If it isn’t Thursday, get your Sicilian-style spaghetti and meatballs at Mandola’s Deli, the wonderfully eccentric East End quasi-cafeteria where you can get anything from pasta to po’ boys. Patrenella’s is a restaurant in an old Italian family home complete with herb gardens and a bocce court. The spaghetti with fennel-scented Italian sausage is a standout. 

Giacomo’s Cibo e Vino, the casual wine bar and eatery on Westheimer just west of Kirby, serves the best spaghetti carbonara in town. And if you’re after spaghetti Bolognese, don’t miss the definitive version at Damian’s—although there are 14 other pasta choices on the menu at this elegant Midtown trattoria, if you feel like experimenting.

Antica Osteria serves a stunning spaghetti aglio olio topped with shrimp, along with a good Bolognese and a passable puttanesca, in an old-fashioned dining room with lots of Frank Sinatra tunes on the sound system. 

If you can stand to skip the fabulous pizzas at Dolce Vita, you’ll find the spaghetti with clams and ceci (garbanzo beans) is sensational—try it with an escarole and pecorino salad on the side. If you’re not a fan of beans, you may prefer the spaghetti with clams and baby Roma tomatoes at Da Marco—and you can get that bowl of spaghetti as part of the $29 three-course business lunch.  

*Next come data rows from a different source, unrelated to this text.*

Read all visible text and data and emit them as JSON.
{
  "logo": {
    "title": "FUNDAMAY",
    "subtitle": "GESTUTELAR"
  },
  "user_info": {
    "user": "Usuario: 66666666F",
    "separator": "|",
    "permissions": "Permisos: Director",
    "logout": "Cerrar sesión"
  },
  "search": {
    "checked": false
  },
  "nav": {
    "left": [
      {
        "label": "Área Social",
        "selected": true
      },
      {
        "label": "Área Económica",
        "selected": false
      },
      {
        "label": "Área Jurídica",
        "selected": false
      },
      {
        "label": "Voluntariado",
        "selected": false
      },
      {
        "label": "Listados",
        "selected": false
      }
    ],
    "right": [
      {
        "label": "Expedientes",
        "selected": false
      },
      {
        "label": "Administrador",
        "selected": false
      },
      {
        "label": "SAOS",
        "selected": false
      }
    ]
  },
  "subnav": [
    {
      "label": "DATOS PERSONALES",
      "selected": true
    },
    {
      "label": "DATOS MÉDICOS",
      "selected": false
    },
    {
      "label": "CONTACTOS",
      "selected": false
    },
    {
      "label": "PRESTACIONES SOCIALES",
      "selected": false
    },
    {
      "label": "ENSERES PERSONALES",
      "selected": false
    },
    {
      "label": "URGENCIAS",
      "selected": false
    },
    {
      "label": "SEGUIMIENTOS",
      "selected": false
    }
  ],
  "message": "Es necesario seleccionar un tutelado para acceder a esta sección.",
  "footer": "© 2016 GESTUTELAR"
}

Once you’re done gawking at the NASA photos and memorabilia on the walls of Frenchie’s Italian Restaurant, say hello to the affable owner, Frenchie himself, who came to Houston from the Island of Capri. Both his spaghetti with clams and his spaghetti with olive oil, garlic, and mushrooms are good bets. But the main attraction is the dinner menu’s $27 Spaghetti Fisherman, a big bowl filled with spaghetti in red sauce topped with mussels, clams, scallops, fish, and shrimp—the enormous serving will easily feed two.

And finally, the leek ash spaghetti carbonara at Provisions is a clever play on the dish’s Italian name, which means “spaghetti of the coal miner’s wife.” To make the strange gray pasta, flour is seasoned with the ash of carbonized leeks before being moistened and formed into long strands. The half-boiled egg on top is rolled in fine black pepper, which makes it look like it’s been coated in coal dust, while giving the dish a very spicy bite. 

The cutting-edge pasta at Provisions is the latest mutation in the evolution of Houston spaghetti—a process that began over a hundred years ago.